“I don’t need much sleep.” “I pulled an all-nighter.” “I can always catch up.” We have the illusion that we control what happens in our brains, that we can forgo a sleeping state in favor of a waking one without penalty.
No, not true. There is a price to pay- you may decide it is worth the price, but the billions of brain cells and their trillions of connections will have their say. The “I” of my personal self, Ross, is itself constructed by these interacting neurons and doesn’t have much more say about what my brain is doing than it does about how my skin or my liver is behaving. We’re getting into tricky philosophical territory here, but my overall point is that insufficient sleep leads to unintended consequences:
- Your brain may enter “microsleeps,” brief periods of snoozing which are well known to night drivers or tired classroom students. These can be dangerous.

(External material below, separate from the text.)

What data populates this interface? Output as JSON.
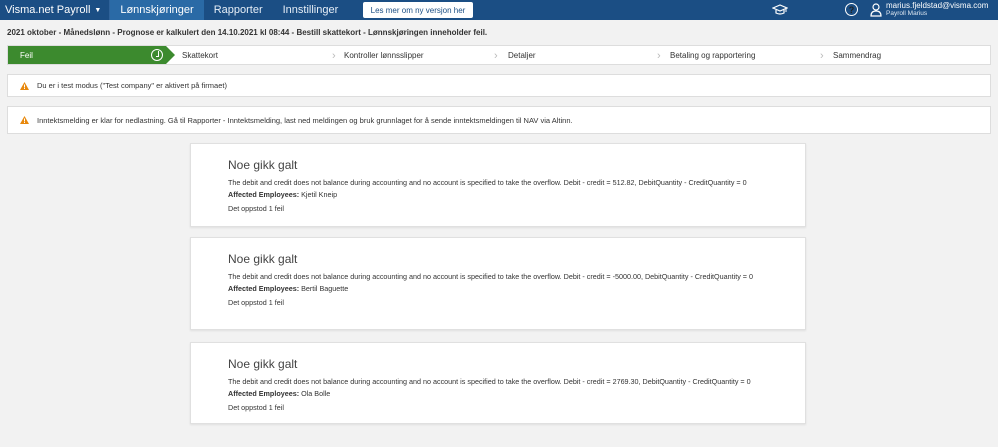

- Your brain may produce “local sleep,” in which a few neurons at a time are offline and resting- not enough to be aware of, but definitely capable of causing inefficiencies and omissions.
- You don’t feel rested; you don’t look forward to rewards; there is a background dullness or tension to your life.
- You may be more inclined to overuse alcohol or drugs, including caffeine or nicotine, in order to improve your emotional state. This developing feeling bad/feeling good/feeling bad cycle leads to self defeating habits.
- Lack of sleep is usually associated with weight gain (not what you expected!) and metabolic and hormonal changes associated with various illnesses (see also my version of Pascal’s Wager).
Memory, decision making, pain tolerance, moral choices, negotiating ability, and other cognitive and emotional functions are hurt when we are deprived of sleep.
As I said above, you may decide that lack of sleep is worth the payoff, but your decision can be informed by a balanced consideration of risks and benefits.